A previous posting here in May 2012 reported on the public opening of the Seale Street facility - fitted out in an existing building at a cost of £90,000 plus.
So far only about 10 key fobs have been issued and the use remains minimal.
The video above shows the Seale Street facility and potential user Sam Lally.
The sad fact is that the facility was built without proper research regarding demand or location and discussions are now taking place to try to increase its use.
The Millennium Park "Changing Places" facility - shown above -  was built by TTS because the 2007 Building Bye laws (as amended following Deputy Green's lobbying in the States) demands that all new public toilets shall include one - besides a more conventional "disabled persons" toilet.
Its "shared" management between TTS and the Parish does not seem to be a happy one and it remains virtually unused so far as anybody knows.
It presumably cost over £100,000 to build.
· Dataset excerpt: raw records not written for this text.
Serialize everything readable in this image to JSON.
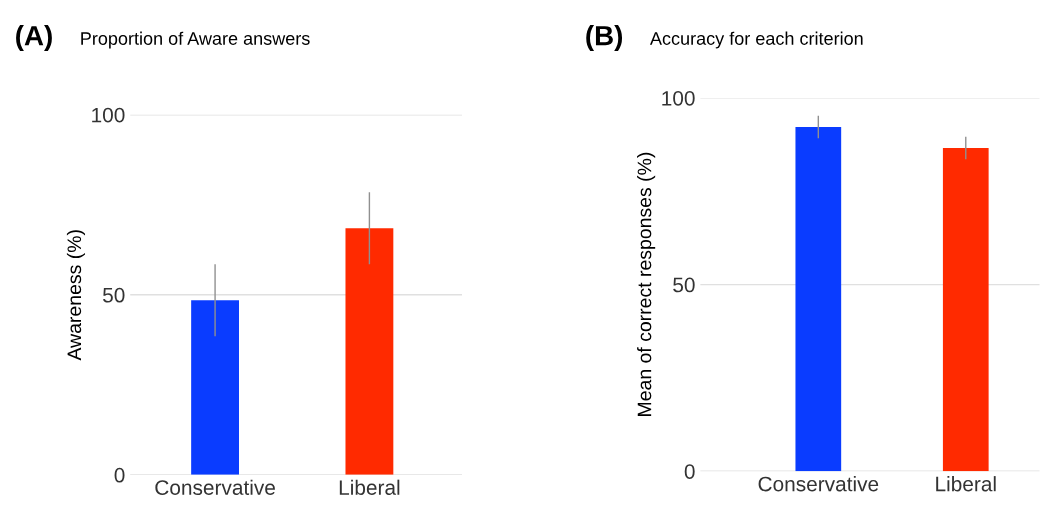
{
  "chart_data": [
    {
      "type": "bar",
      "title": "(A)",
      "subtitle": "Proportion of Aware answers",
      "ylabel": "Awareness (%)",
      "categories": [
        "Conservative",
        "Liberal"
      ],
      "values": [
        48.5,
        68.5
      ],
      "errors": [
        10,
        10
      ],
      "colors": [
        "#0a3cff",
        "#ff2a00"
      ],
      "ylim": [
        0,
        100
      ],
      "yticks": [
        0,
        50,
        100
      ],
      "grid": "y"
    },
    {
      "type": "bar",
      "title": "(B)",
      "subtitle": "Accuracy for each criterion",
      "ylabel": "Mean of correct responses (%)",
      "categories": [
        "Conservative",
        "Liberal"
      ],
      "values": [
        92.2,
        86.6
      ],
      "errors": [
        3,
        3
      ],
      "colors": [
        "#0a3cff",
        "#ff2a00"
      ],
      "ylim": [
        0,
        100
      ],
      "yticks": [
        0,
        50,
        100
      ],
      "grid": "y"
    }
  ]
}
The big difference between a "Changing Places" and more conventional "disabled persons"toilet is that these provide an electric hoist to lift the severely disabled user, assisted by a helping carer, from wheelchair to wc and then to washing /changing platform etc as necessary. The wc does not have the same "grab handles" etc found in a more conventional "disabled persons" toilet and the UK organisation insists upon the higher level of provision to be achieved within the "Changing Places" designation.
Inevitably, in Jersey the number of persons who will  use the "Changing Places" facilities in these or any other location, is limited.

Yet major office developments such as the Waterfront have no requirement to provide "Changing Places" standard facilities unless "public" toilets are planned. On the other hand, new developments of shops, transport centres or theatres must provide them....

So what to do - and how might the other 11 Parishes be required to improve their "public toilets" provision for all? Yours truly has suggested that the whole topic of "public toilet" provision should be subject to a Scrutiny Panel Review but this has been several times rejected....

Meanwhile the provision of public toilets remains a bit of a scandal throughout the Island and the following 3 short video clips look only at the most central area of St Helier...

But if you ever need to spend a penny and provided you are over 18 years of age - here is my tip - pop into your nearest betting shop. The toilets there are almost always clean and usually designed to suit the needs of "disabled persons" too - although baby or adult changing facilities are not provided.

Sadly, the current "Changing Places" provision in Jersey is an ill conceived attempt to do the right thing but will only discredit the cause of disabled persons if left unchanged.